Which tool is right for me?

Our assessment started with the brief to identify one test automation tool in the mobile space that would fit the projects that Mantel Group would tackle in the mobile space and to develop a body of knowledge around said tool. However, with the information discovered from the assessment and interviewing team members who have had hands-on experience, it becomes clear that no one good answer exists when asking, “which is the best mobile UI testing tool?”. Rather, the answer is specific to your team, preferences, and application.

Is Detox right for me?

Are you writing a React Native application or an app with fully native components? And do you want to leverage the power of the Node ecosystem to build a quicker, more stable test suite? Detox could be that framework that solves your problems.

Is Appium right for me?

Do you have a more complex cross-platform app with webviews or out-of-process interactions? Is your team already familiar with the Selenium way of doing things, or do they like to write their scripts in various languages?
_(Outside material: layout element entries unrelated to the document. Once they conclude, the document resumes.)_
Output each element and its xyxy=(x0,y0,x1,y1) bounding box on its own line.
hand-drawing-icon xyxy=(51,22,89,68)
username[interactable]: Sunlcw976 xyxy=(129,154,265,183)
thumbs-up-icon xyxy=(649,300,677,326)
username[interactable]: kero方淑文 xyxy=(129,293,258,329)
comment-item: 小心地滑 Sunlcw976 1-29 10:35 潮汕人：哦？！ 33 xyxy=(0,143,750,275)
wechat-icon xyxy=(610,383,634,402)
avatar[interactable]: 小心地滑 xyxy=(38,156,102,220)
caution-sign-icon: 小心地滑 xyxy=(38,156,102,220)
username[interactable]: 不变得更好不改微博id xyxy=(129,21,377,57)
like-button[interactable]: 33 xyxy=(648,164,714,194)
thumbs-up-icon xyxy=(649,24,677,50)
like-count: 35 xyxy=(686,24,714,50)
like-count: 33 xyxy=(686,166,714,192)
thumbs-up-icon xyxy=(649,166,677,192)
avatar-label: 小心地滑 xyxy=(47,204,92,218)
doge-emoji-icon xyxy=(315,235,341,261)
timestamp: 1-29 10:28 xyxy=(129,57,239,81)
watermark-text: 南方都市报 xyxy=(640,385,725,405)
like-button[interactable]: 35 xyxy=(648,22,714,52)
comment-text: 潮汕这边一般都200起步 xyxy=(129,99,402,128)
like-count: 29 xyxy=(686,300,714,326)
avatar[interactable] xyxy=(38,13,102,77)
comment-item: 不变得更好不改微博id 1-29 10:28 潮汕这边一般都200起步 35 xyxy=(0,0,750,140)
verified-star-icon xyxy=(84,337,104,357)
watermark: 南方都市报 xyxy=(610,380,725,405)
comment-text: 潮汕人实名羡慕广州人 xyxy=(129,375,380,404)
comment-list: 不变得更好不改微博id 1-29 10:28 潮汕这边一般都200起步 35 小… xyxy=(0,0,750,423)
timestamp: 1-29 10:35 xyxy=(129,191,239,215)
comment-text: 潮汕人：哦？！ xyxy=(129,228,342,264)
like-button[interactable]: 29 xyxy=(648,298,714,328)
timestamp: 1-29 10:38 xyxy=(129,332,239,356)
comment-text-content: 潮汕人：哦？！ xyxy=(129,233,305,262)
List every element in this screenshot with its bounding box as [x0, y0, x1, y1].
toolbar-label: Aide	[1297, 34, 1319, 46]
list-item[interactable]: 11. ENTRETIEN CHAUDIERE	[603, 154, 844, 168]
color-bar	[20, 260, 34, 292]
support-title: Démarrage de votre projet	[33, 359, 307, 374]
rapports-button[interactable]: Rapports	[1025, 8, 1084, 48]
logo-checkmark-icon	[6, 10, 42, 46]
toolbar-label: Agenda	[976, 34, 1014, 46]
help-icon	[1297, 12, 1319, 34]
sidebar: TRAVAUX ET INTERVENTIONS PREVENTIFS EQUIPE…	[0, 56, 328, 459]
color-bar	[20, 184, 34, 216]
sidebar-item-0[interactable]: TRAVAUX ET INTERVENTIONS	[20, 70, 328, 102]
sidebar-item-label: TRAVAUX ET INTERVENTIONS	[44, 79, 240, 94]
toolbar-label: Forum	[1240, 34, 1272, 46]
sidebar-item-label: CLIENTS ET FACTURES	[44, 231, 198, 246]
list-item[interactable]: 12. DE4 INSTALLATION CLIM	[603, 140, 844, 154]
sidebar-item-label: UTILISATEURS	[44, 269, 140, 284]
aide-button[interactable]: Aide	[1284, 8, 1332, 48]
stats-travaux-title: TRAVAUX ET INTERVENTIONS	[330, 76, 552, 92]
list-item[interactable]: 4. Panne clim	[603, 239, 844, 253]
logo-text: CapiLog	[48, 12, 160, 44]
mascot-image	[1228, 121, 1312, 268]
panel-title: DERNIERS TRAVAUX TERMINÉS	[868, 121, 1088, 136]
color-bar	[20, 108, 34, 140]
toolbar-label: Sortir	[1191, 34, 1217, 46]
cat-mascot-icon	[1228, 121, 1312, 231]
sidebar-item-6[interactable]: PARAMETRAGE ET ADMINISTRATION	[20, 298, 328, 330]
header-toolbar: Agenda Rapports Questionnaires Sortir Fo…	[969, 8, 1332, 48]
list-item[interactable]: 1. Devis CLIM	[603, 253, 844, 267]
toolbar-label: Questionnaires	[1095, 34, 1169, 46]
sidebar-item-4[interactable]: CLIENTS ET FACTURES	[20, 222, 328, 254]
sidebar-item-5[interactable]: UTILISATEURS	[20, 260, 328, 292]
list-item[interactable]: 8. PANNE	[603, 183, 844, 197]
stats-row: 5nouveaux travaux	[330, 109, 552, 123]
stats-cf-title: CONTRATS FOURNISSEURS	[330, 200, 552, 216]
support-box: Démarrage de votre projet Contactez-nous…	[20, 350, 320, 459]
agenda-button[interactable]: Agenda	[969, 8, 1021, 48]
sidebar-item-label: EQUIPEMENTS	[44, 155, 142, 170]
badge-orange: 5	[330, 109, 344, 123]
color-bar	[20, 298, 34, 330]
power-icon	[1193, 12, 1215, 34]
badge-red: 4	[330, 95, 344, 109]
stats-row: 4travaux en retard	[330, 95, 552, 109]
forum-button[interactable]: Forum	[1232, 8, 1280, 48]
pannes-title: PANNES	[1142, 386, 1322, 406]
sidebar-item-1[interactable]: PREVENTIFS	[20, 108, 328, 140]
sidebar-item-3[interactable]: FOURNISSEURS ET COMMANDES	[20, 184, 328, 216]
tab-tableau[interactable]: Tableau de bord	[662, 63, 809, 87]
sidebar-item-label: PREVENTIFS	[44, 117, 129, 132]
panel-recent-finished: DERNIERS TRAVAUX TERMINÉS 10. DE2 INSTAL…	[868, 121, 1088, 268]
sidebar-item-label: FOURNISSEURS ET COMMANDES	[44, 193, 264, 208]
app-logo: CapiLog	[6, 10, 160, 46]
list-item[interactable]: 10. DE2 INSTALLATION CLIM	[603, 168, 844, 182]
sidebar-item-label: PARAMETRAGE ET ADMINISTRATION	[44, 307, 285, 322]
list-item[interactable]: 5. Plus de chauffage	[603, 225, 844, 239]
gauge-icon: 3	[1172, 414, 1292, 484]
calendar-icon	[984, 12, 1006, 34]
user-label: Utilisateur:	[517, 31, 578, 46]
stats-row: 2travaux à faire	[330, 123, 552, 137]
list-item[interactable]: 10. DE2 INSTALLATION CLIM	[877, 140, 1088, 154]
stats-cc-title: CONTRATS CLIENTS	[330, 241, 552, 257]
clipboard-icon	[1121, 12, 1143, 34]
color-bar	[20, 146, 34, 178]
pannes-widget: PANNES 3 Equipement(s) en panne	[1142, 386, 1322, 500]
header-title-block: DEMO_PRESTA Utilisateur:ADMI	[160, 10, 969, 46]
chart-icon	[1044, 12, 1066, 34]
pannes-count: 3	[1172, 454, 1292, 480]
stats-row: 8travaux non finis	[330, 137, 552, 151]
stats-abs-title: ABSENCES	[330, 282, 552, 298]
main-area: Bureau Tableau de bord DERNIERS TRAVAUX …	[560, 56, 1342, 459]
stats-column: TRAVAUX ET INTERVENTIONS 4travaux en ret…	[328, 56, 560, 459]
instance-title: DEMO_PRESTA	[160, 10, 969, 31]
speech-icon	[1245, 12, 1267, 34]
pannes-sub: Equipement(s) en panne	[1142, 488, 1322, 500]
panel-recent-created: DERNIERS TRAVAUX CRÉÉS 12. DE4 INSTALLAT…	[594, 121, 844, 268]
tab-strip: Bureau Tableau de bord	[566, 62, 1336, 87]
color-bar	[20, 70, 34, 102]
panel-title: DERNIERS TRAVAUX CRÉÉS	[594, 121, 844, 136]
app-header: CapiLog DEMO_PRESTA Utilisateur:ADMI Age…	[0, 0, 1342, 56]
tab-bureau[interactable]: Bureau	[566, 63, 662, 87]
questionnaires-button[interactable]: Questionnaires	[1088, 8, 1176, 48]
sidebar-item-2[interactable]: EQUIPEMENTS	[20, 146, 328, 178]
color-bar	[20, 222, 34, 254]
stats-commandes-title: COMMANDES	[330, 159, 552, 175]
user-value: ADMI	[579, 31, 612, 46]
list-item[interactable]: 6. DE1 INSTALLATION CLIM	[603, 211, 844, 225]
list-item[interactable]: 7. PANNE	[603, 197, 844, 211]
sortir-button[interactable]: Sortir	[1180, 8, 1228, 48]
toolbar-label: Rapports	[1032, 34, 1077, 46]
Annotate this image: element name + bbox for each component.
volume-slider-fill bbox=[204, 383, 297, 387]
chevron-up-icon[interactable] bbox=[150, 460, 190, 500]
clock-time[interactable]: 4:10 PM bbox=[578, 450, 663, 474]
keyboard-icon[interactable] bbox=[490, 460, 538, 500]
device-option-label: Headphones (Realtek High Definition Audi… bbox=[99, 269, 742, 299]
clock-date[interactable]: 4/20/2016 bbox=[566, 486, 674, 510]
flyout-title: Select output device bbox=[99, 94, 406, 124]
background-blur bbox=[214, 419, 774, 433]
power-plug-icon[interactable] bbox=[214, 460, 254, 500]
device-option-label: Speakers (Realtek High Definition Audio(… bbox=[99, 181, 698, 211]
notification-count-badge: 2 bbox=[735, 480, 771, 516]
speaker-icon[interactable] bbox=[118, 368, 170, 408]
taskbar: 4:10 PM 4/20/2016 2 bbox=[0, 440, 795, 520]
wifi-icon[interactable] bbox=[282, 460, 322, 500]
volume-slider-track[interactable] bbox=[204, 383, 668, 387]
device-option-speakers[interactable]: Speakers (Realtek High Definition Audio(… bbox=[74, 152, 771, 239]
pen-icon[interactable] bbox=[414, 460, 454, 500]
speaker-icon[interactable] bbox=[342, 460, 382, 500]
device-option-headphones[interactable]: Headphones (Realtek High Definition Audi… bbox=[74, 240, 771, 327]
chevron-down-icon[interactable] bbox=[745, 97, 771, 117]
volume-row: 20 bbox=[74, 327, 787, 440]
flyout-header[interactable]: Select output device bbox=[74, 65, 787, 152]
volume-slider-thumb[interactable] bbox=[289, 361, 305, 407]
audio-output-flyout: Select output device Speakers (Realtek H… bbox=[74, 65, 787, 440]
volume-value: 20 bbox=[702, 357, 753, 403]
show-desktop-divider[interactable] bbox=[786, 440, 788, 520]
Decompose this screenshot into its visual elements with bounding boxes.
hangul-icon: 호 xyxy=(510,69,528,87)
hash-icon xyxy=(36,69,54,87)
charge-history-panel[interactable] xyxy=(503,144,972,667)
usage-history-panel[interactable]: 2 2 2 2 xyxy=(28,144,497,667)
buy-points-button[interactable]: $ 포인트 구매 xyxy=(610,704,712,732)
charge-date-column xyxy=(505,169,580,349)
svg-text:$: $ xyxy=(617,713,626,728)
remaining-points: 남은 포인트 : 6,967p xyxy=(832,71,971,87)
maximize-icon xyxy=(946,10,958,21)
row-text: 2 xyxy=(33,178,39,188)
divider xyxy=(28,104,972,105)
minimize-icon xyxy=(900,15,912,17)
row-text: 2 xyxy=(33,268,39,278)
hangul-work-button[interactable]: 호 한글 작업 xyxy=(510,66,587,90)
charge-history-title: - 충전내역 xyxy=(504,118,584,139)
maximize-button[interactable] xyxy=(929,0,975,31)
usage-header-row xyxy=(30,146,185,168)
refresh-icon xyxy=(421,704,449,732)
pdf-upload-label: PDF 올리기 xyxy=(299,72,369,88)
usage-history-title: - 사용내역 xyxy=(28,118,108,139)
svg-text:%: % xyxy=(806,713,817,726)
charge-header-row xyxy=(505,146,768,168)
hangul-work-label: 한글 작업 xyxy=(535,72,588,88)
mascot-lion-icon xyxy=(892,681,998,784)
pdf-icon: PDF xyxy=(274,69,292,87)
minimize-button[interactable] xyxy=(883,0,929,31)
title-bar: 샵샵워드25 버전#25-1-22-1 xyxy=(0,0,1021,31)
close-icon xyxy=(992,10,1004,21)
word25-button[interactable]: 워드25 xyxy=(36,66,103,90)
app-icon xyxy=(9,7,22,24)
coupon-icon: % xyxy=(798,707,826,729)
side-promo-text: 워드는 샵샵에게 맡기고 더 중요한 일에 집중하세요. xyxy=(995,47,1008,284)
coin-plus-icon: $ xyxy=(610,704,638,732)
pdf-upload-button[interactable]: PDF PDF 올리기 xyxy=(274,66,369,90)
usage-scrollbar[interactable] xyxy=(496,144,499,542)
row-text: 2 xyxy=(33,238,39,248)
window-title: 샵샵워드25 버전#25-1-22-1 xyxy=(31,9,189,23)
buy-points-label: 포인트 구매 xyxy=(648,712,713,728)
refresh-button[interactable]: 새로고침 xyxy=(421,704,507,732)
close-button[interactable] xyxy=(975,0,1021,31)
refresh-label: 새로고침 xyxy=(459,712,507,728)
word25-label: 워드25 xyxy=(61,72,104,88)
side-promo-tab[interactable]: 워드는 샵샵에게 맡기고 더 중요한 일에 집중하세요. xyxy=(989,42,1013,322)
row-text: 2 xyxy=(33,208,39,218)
Appium could be the tool for you.

Is there anything else out there?

Naturally, there are many other modern and supported options; XCUITest is still a compelling option if you’re willing to put in the time to learn Swift (or Objective-C!), and Espresso’s support for both Kotlin and Java makes using it quite simple. These come with the caveat that you could be learning a new language just for automating in these languages, especially if you’re a QA new to the mobile space.

Last thoughts

Ultimately, while Detox and Appium provide us with enough power and flexibility to work with mobile applications, there’ll be engagements where we’d need to consider our options carefully. If all else fails, there’s still installing the app on a device and tapping away at the screen until a bug pops up.